A collaboration between the University of Notre Dame Lucy Family Institute for Data and Society and Accenture aims to address community health challenges by expanding health equity data and applying analytics approaches to identify care gaps.
At the University of Notre Dame, the Lucy Family Institute for Data and Society strives to further the capabilities of data science and analytics programs.
Usually, community health issues are addressed by the local government, health systems, or community organizations, but this new collaboration aims to leverage the Lucy Family Institute for Data and Society's new Health Equity Data Lab to address these issues.
The lab's first venture, supported by a gift from Accenture, will involve researchers testing the capabilities of artificial intelligence (AI) and machine learning in solving healthcare challenges.

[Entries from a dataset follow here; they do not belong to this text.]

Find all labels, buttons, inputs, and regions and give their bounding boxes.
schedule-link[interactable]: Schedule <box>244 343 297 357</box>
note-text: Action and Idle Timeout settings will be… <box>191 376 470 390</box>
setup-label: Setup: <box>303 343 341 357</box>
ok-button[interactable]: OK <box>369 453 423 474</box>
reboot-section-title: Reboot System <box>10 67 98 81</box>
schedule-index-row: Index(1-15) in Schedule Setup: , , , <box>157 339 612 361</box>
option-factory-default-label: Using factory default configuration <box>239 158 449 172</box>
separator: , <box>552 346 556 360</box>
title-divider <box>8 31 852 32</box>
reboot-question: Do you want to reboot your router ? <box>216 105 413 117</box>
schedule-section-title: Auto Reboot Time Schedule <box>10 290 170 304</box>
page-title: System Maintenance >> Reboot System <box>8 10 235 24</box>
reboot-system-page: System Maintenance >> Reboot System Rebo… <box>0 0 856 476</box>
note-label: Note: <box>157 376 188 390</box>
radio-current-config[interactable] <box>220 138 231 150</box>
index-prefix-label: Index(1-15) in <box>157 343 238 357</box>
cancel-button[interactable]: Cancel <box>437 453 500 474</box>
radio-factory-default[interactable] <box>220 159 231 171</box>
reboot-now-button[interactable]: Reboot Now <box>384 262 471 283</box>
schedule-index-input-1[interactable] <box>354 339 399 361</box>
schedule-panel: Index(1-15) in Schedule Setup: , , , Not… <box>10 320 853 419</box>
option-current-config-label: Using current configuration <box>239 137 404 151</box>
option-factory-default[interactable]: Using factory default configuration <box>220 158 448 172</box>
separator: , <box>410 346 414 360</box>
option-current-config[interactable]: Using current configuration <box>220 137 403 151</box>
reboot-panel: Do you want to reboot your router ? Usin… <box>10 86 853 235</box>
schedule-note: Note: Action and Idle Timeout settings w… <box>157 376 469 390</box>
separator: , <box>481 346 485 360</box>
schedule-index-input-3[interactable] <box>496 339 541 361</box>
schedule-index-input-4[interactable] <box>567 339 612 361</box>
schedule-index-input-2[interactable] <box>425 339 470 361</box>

“We are extremely grateful for Accenture’s support,” said Nitesh Chawla, PhD, the institute’s founding director and the Frank M. Freimann professor of computer science and engineering at the University of Notre Dame’s College of Engineering, in a press release. “We hope to develop a framework for co-creation and co-innovation to advance solutions to tackle health disparities challenges, including but not limited to responsible AI for health, an annual health equity data index and adding precision to social determinants of health actions. Our partnership with Accenture is a perfect pairing for our organizations to tackle such problems given the Lucy Institute’s mission to advance data innovations that help transform society and individual lives.”
Called the Accenture Health Equity Data project, it will also involve convening leaders from academics, government, corporations, and non-governmental organizations to engage in discussions about inequities as well as solutions.
“The Accenture Health Equity Data gift will allow us to build a comprehensive framework to identify where gaps exist for underserved communities when trying to improve health and well-being,” continued Chawla. “An understanding of these gaps can illuminate the sources of disparities that can be followed up by collaboratively developing clinical, behavioral, social and/or policy interventions that target these challenges.”
Accenture will also support a fundraising campaign for the project over a three-year period.
Increasingly, healthcare data efforts are focused on mitigating health equity challenges.
An effort from August 2022 involved expanding health equity data to standardize patient addresses, allowing providers to evaluate social, economic, political, and physical factors that impact patient health.
The Office of the National Coordinator for Health Information Technology noted that address standardization could enhance patient matching and medical record linking across health systems.
In addition, the Medical University of South Carolina (MUSC) and Clemson University received $1.2 million from the National Library of Medicine last May to establish a new data science training program. The program aims to provide future data scientists with an awareness of health inequities and create career development pipelines in biomedical data science for students from underrepresented groups.
After spending time with vulnerable communities and working with local groups, the program's trainees will have the opportunity to use AI to predict the strategies that will be most effective in closing care gaps.